PGCE (Post Graduate Certificate of Education) Durham University 1982 - when the River Wear froze over and I taught seven year olds in a Durham colliery village devastated by the decline of mining in the run up to the Miners' Strike of 1984.

BA Peterhouse Cambridge 1980. Have I ever got over it? I skipped most lectures. The angry young man in me told one faculty member that he was useless and had nothing to say - this didn't help much.

Royal Grammar School, Newcastle-upon-Tyne 1970 - 1976 - I still remember the school song about the great and the good of England's north east. The most traditional of schooling you could imagine - academic gowns, rugby football (I was pretty good as scrum-half, but hated the team spirit), Combined Cadet Force (Naval Section), Latin and Greek.

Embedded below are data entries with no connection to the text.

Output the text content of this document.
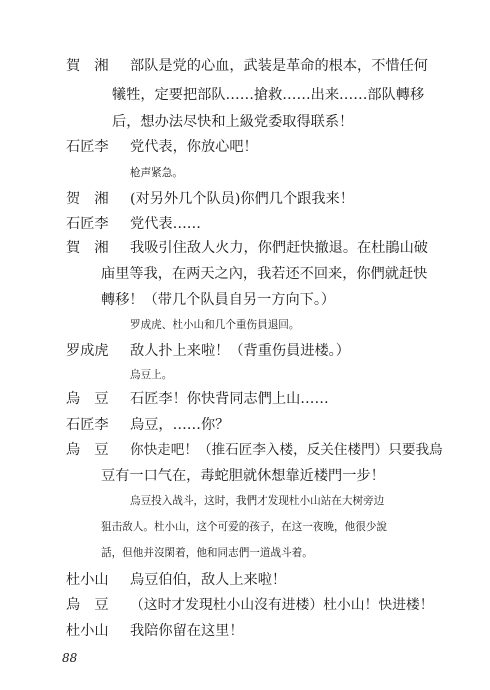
賀　湘 部队是党的心血，武装是革命的根本，不惜任何
犧牲，定要把部队……搶救……出来……部队轉移
后，想办法尽快和上級党委取得联系！
石匠李 党代表，你放心吧！
枪声紧急。
贺　湘 (对另外几个队员)你們几个跟我来！
石匠李 党代表……
賀　湘 我吸引住敌人火力，你們赶快撤退。在杜鵑山破
庙里等我，在两天之內，我若还不回来，你們就赶快
轉移！（带几个队員自另一方向下。）
罗成虎、杜小山和几个重伤員退回。
罗成虎 敌人扑上来啦！（背重伤員进楼。）
烏豆上。
烏　豆 石匠李！你快背同志們上山……
石匠李 烏豆，……你？
烏　豆 你快走吧！（推石匠李入楼，反关住楼門）只要我烏
豆有一口气在，毒蛇胆就休想靠近楼門一步！
烏豆投入战斗，这时，我們才发现杜小山站在大树旁边
狙击敌人。杜小山，这个可爱的孩子，在这一夜晚，他很少說
話，但他并沒閑着，他和同志們一道战斗着。
杜小山 烏豆伯伯，敌人上来啦！
烏　豆 （这时才发現杜小山沒有进楼）杜小山！快进楼！
杜小山 我陪你留在这里！
88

Sounds like Hogwarts - all the violence, but none of the magic.

some other valued connections and achievements

2008 - Member of Rotterdam's International Advisory Board, offering perspectives on cultural heritage as an essential component of economic development - [link]

1992 - 2004 Brith Gof, outstanding performance company, led by artistic directors Mike Pearson and Clifford McLucas - the most creative of relationships. I became a company director in 1997 to strengthen links with the academy and to help develop theatre/archaeology, deep mapping - what I now call chorography.